Smoking associated with severity of psoriasis


Cigarette smoking is associated with the clinical severity of the skin disease psoriasis, and both smoking and obesity are more prevalent among psoriasis patients.

Psoriasis is a chronic, persistent, lifelong disease characterized by scaly red plaques on the surface of the skin. Although psoriasis is not a life-threatening disease, the disability experienced by patients with psoriasis is comparable with that of patients with other chronic illnesses, such as heart disease, diabetes, cancer, and depression, according to background information in the article. Cigarette smoking is a risk factor for many chronic diseases, including psoriasis, but little is known about the effect of smoking on psoriasis severity.

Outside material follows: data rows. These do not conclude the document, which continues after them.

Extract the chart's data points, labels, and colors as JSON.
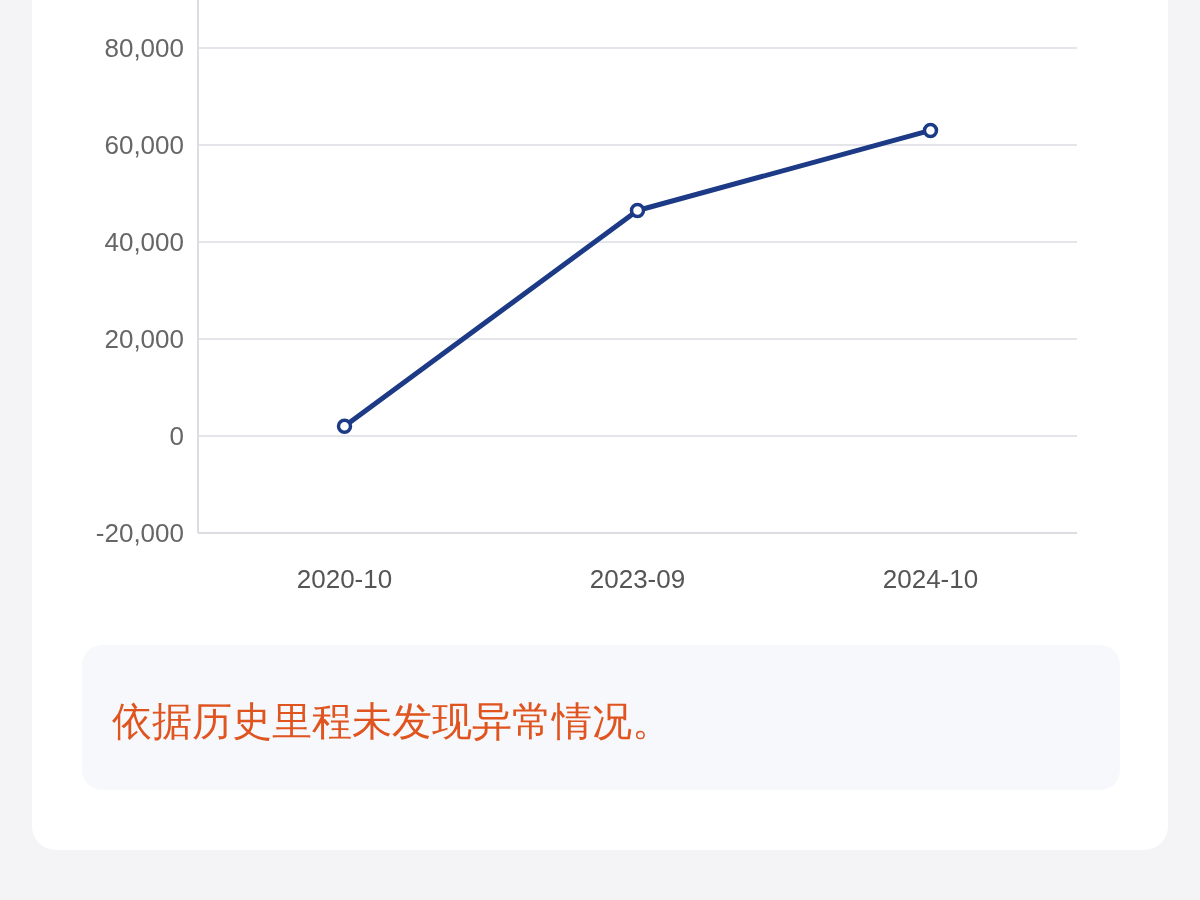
{
  "chart_data": {
    "type": "line",
    "categories": [
      "2020-10",
      "2023-09",
      "2024-10"
    ],
    "series": [
      {
        "color": "#1c3a86",
        "values": [
          2000,
          46500,
          63000
        ]
      }
    ],
    "ylim": [
      -20000,
      80000
    ],
    "yticks": [
      {
        "value": -20000,
        "label": "-20,000"
      },
      0,
      {
        "value": 20000,
        "label": "20,000"
      },
      {
        "value": 40000,
        "label": "40,000"
      },
      {
        "value": 60000,
        "label": "60,000"
      },
      {
        "value": 80000,
        "label": "80,000"
      }
    ],
    "grid": "y",
    "marker": "circle",
    "line_style": "solid",
    "annotations": [
      "依据历史里程未发现异常情况。"
    ]
  }
}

Cristina Fortes, of Istituto Dermopatico dell'Immacolata, Rome, Italy, and colleagues conducted a cross-sectional study to evaluate the association between different components of smoking history and the clinical severity of psoriasis. They analyzed data on 818 adults with psoriasis in inpatient wards of a hospital for skin diseases.

The study is published in the Archives of Dermatology.

" Specifically, patients who smoked more than a pack of cigarettes ( more than 20 cigarettes ) daily had twice the risk of more severe psoriasis compared with those who smoked ten cigarettes or less per day," the authors report.

Cigarette-years, measured as the product of the intensity and duration of smoking, significantly increased the risk of clinically more severe psoriasis. " Separate analyses for men and women showed that the effect of cigarette-years on psoriasis severity was stronger for women than for men, " the authors write.

" Smoking is associated with the clinical severity of psoriasis and highlights the importance of smoking cessation in patients with psoriasis," they conclude.

In another article, published in Archives in Dermatology, researchers report that the prevalence of both smoking and obesity is higher among patients with psoriasis than in the general population.

Mark D. Herron, and colleagues from the University of Utah School of Medicine, Salt Lake City, studied the impact of obesity and smoking on psoriasis. A case series of patients with psoriasis enrolled in the prospective Utah Psoriasis Initiative ( UPI ) was compared with three population databases: the Behavioral Risk Factor Surveillance System of the Utah population, the 1998 patient-member survey from the National Psoriasis Foundation, and 500 adult patients who attend the University of Utah Department of Dermatology clinics and do not have psoriasis.

" The prevalence of obesity in patients within the UPI population was higher than that in the general Utah population ( 34 percent vs. 18 percent ) and higher than that in the non-psoriatic population attending our clinics," the authors write. " The prevalence of smoking in the UPI population was higher than in the general Utah population ( 37 percent vs. 13 percent ) and higher than in the non-psoriatic population."

The authors found that obesity appears to be the consequence of psoriasis, and not a risk factor for onset of the disease. " Smoking appears to have a role in the onset of psoriasis, but obesity does not," they write.

" It seems certain that the cost of providing care for psoriasis – when coupled with the increased frequency of obesity and smoking in patients attending clinics such as ours – will continue to increase," the authors conclude. " An effort to control obesity and smoking in psoriasis patients and an increased appreciation of the effects of these comorbidities are clearly needed."